The final issue we faced was with the Drobo. It's an excellent general-purpose storage appliance that is very easy to configure and use, and is extremely reliable, but it isn't designed for outright performance. Specifically, there is no flexibility on the RAID level. It uses RAID 5, which is a reasonable balance between performance and reliability, but we needed to tilt the scales much further in favor of performance. We already had multiple redundant backups, and didn't need that extra level of assurance and uptime that RAID 5 redundancy provides.

Enter the Renderbeast.

The Renderbeast was designed to play to Premier's strengths and eliminate the poor disk performance of the Drobo. Here is a link to our list of parts (excluding hard disks).

The quad-core Core i7 6700k is the heart of this machine. As of this writing, at 4.0 GHz, it's the highest clocked Intel processor available. What's more is that if you're slightly brave, it will easily overclock to 4.4-4.5 GHz with a modest air cooling solution like the 212 EVO that we chose. While Intel makes similar i7's with higher core counts for a bit more money, they do so at the sacrifice of clock speed, which goes against what Premiere desires. If you're in a situation where you need to run additional heavy apps alongside Premiere, it may be worth investing in the 6- or 8-core models.

The MSI Z170-based Gaming M5 motherboard was chosen for being reasonably priced while also providing a strong set of features. Among other things, it supports nVidia's SLI, which will allow us to add a second video card if we feel we need it (right now, things are just great with one). Most full-sized Z170-based motherboards from the likes of ASUS, Gigabyte, or other reputable vendors will have nearly identical features.

We outfitted the machine with 64 GB of RAM since that's the maximum amount that the motherboard can support. Video editing software will almost always make use of any memory it can, and since RAM is cheap, it made sense to max it out.

For the GPU, we went with the GeFore GTX 1070. We were fairly lucky to be doing this build right as nVidia's 1000-series released.
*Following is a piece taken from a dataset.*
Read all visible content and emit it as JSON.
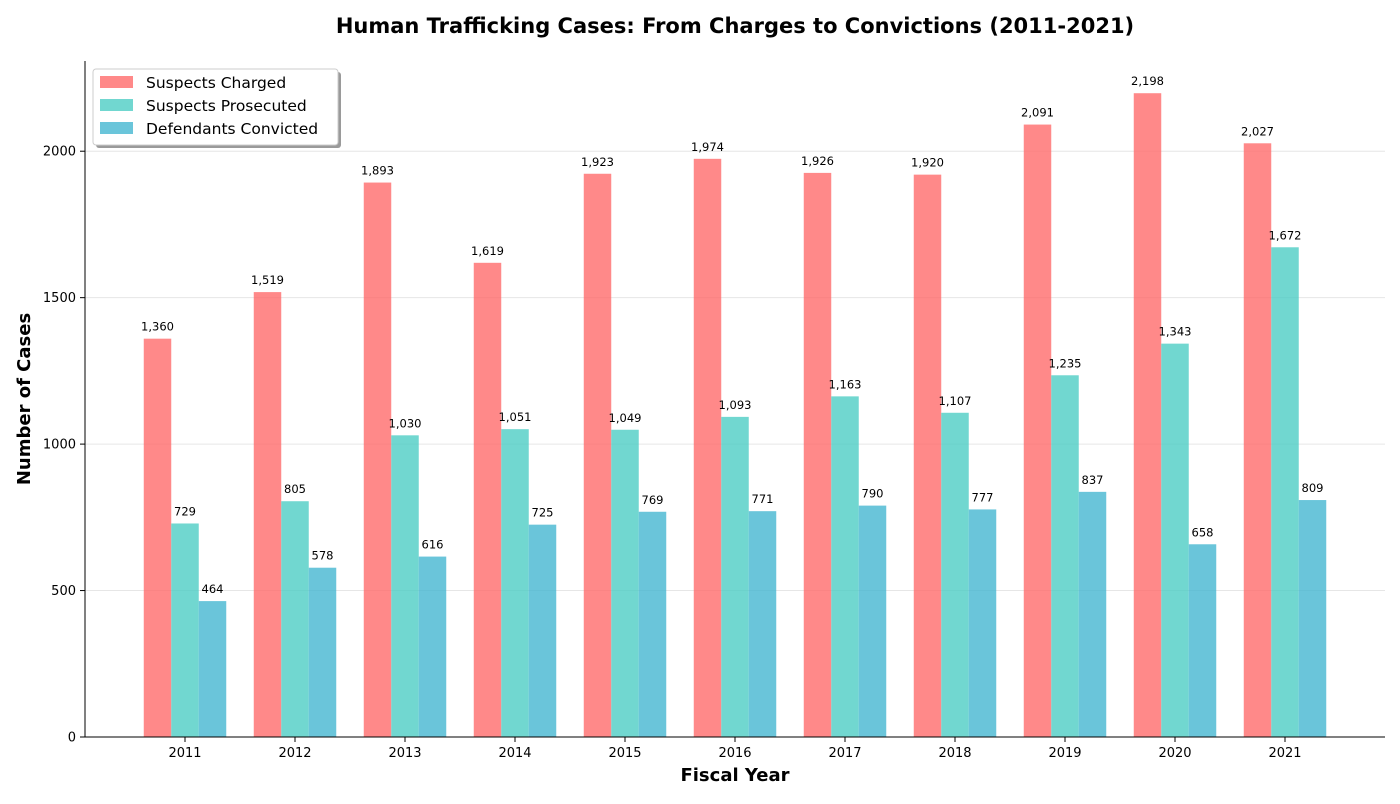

The 1070 is just a tiny step down in performance from the top-of-the-line 1080, but at a much better price point ($500 vs. $850 as of this writing). With 1920 CUDA cores, this really helps Premiere fly during GPU-based rendering.

Storage configuration required a bit more thinking than a "normal" PC would require. We've used the motherboard's RAID controller to configure 4 7.2k mechanical hard drives into RAID 0 for storing the Premiere project files and video clips. If you're unfamiliar with RAID levels (of which there are many), RAID 0 splits files across all disks, and provides no redundancy, while RAID 5 makes partial copies of each disk and breaks them out across the others. Our RAID 0 does ~500 MB/s-700 MB/s depending on how full the drives are. Imagine putting a 12 TB SSD into your machine, and that's about the performance level you can expect, but you'll be paying an order of magnitude less per gigabyte. The operating system and applications are on a separate 500 GB SSD (nothing special, just one of the inexpensive 2.5" SATA drives that are common these days). Finally, there is another separate 256 GB SSD for Premiere's "scratch" drive. We waffled a bit about how large this should be, but ultimately, this ended up working well.

Ultimately, the Story & Pixel boys are sad to have left Apple behind for their editing rigs. A few details of their workflow had to be re-learned, but the benefits far outweighed the costs, both financial and technical. We hope that Apple will give the Mac Pro an overhaul some day soon, and possibly provide more configuration choices, but since they're notoriously secretive, we don't know what the future holds. Even more so, we'd hope that Adobe can find a way to optimize Premiere to better accommodate other common hardware configurations, and make better use of the high core counts that many machines sport these days.